Le HCTISN a mis en place un groupe de travail destiné à suivre, fournir une vision d'ensemble, faciliter et coordonner les actions de participation qui sont et seront entreprises par les parties prenantes. Cela contribuera à placer au bon niveau l’ensemble des concertations sur la conception  de la phase industrielle pilote et de la gouvernance.

Tout doit être fait pour que chaque personne qui le souhaite puisse s’exprimer sur le projet dans les meilleures conditions et savoir comment le dossier final qui sera mis à l’enquête publique relative à l’autorisation de création en aura tenu compte, ou pourquoi dans le cas contraire. La longue durée de la concertation pourrait être un facteur de lassitude voire de désintérêt.
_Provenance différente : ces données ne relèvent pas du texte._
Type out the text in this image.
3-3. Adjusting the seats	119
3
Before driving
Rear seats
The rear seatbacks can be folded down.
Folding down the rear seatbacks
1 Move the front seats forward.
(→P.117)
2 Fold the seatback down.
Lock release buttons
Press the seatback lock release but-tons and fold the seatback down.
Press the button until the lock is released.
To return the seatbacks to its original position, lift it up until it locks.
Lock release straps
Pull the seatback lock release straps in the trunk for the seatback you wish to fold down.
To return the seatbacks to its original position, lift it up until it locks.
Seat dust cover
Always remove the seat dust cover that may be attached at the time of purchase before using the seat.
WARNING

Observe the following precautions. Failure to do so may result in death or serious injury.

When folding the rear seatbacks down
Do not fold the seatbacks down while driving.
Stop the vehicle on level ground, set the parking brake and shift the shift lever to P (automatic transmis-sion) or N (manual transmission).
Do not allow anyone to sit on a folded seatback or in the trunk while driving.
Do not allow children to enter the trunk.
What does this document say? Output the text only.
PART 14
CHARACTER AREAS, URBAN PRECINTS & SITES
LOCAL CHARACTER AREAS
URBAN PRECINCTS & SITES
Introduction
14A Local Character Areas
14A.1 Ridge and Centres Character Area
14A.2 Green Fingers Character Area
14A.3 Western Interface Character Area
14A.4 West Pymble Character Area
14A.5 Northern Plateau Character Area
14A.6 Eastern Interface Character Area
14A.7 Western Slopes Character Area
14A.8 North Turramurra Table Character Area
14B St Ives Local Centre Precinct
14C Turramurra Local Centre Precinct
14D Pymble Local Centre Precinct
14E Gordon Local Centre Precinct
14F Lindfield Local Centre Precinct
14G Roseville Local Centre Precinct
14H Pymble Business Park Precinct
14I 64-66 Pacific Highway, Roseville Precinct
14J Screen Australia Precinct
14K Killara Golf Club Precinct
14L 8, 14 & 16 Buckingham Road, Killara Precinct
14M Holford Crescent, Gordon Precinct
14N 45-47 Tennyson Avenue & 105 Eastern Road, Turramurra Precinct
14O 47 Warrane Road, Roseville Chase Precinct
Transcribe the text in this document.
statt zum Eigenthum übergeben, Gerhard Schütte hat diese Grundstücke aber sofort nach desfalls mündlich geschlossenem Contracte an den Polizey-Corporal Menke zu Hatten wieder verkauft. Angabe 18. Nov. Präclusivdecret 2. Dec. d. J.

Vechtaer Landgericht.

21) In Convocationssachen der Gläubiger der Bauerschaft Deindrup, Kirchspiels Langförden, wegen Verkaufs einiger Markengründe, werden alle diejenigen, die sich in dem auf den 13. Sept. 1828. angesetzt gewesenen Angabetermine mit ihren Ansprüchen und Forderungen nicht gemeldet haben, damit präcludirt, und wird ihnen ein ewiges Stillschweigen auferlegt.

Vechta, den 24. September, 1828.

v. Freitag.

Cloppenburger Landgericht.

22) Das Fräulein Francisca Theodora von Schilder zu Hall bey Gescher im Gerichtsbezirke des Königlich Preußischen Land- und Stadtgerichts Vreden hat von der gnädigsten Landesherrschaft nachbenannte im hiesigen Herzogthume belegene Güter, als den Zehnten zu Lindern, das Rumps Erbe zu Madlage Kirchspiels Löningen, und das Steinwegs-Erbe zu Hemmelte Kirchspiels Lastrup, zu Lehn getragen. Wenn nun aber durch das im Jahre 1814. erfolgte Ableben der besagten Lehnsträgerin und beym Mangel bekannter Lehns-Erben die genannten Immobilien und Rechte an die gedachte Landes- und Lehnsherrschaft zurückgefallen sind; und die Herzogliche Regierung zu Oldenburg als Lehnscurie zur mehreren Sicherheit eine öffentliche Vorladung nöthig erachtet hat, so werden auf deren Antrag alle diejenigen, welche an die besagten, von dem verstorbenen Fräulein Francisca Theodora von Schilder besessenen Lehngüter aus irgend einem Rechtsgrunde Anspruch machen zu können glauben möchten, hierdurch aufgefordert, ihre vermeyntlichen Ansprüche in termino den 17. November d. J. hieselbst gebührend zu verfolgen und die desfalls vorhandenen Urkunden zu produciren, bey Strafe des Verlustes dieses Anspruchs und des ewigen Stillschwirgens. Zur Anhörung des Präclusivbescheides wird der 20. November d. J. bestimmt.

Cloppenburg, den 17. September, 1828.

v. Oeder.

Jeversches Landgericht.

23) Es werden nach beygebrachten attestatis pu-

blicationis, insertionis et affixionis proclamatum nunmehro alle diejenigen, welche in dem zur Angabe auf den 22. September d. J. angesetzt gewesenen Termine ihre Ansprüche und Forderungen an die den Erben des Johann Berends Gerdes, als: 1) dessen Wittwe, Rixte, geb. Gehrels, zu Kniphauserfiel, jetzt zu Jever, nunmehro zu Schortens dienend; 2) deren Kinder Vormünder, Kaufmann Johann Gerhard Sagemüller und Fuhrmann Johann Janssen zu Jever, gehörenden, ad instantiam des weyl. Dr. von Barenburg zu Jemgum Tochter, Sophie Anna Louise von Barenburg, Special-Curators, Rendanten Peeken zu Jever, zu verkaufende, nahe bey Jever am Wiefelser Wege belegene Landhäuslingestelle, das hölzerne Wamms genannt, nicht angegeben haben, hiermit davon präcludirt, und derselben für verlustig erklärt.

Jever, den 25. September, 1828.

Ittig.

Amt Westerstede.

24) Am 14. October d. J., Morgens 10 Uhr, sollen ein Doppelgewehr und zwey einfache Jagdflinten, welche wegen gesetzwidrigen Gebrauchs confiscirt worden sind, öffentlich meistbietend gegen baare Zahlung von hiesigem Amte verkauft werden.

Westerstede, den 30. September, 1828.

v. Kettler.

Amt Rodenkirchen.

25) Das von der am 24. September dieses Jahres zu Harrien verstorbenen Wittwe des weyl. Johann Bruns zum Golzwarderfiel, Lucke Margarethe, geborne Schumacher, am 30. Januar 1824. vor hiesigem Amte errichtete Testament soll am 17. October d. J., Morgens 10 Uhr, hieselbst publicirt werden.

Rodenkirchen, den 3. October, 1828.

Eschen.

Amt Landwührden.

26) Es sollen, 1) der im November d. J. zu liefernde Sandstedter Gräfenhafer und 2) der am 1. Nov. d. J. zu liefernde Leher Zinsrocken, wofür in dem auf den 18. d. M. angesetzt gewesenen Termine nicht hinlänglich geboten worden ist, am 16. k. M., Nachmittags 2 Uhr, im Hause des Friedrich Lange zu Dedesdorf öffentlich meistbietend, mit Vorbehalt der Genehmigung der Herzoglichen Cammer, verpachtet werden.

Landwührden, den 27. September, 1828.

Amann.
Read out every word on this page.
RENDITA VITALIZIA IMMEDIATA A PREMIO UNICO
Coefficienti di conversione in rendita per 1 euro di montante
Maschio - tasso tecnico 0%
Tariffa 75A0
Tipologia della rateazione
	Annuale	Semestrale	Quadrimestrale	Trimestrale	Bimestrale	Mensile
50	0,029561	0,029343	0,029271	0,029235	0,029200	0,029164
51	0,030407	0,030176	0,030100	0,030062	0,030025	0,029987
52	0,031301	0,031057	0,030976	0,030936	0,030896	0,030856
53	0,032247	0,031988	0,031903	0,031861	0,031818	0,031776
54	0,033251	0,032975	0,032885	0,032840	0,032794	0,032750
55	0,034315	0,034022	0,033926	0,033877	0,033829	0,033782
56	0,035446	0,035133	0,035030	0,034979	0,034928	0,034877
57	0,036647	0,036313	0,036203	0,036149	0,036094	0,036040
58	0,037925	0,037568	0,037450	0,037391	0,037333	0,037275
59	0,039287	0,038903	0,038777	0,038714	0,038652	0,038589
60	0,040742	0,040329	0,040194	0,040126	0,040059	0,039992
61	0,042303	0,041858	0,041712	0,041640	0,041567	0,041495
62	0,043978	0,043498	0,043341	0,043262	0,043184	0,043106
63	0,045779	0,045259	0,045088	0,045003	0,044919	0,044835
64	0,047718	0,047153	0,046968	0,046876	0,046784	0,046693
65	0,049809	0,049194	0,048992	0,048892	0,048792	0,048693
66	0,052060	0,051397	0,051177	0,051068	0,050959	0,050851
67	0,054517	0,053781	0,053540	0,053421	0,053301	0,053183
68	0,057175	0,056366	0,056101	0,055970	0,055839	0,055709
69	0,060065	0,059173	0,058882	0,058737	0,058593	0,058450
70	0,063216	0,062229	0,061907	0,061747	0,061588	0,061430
Nous nous mobilisons pour qu’elle permette au contraire de diversifier les temps et les modes d’expression du public, nécessaires à la qualité de la concertation en préalable de la décision de l’État.

Bilans des garants

Les deux garants du projet

Marie-Line Meaux est inspectrice générale de l’administration du développement durable en retraite. Nommée en 2012 présidente de la section « Risques, sécurité, sûreté » du Conseil général de l’environnement et du développement durable, elle fut rapporteure en 2015 de la commission « Démocratie participative » qui a conduit aux ordonnances de 2016 modifiant le code de l’environnement. Elle a également présidé le comité de dialogue de l’Agence nationale de sécurité sanitaire de l’alimentation, de l’environnement et du travail (Anses) sur les radiofréquences et la santé (2014-2018).

Pour la contacter : [email protected]

Jean-Daniel Vazelle est ingénieur des travaux publics de l’État en retraite. Sa carrière professionnelle au sein des ministères de l’Équipement et de l’Intérieur l’a conduit à exercer des activités très diverses dans les domaines de la maîtrise d’ouvrage et de maîtrise d’œuvre d’infrastructures, de l’aménagement du territoire, de l’environnement, du logement, des risques naturels et technologiques. Il a participé à l’évaluation de politiques publiques et à des missions de retour d’expérience. Il est commissaire enquêteur et garant de la concertation CNDP.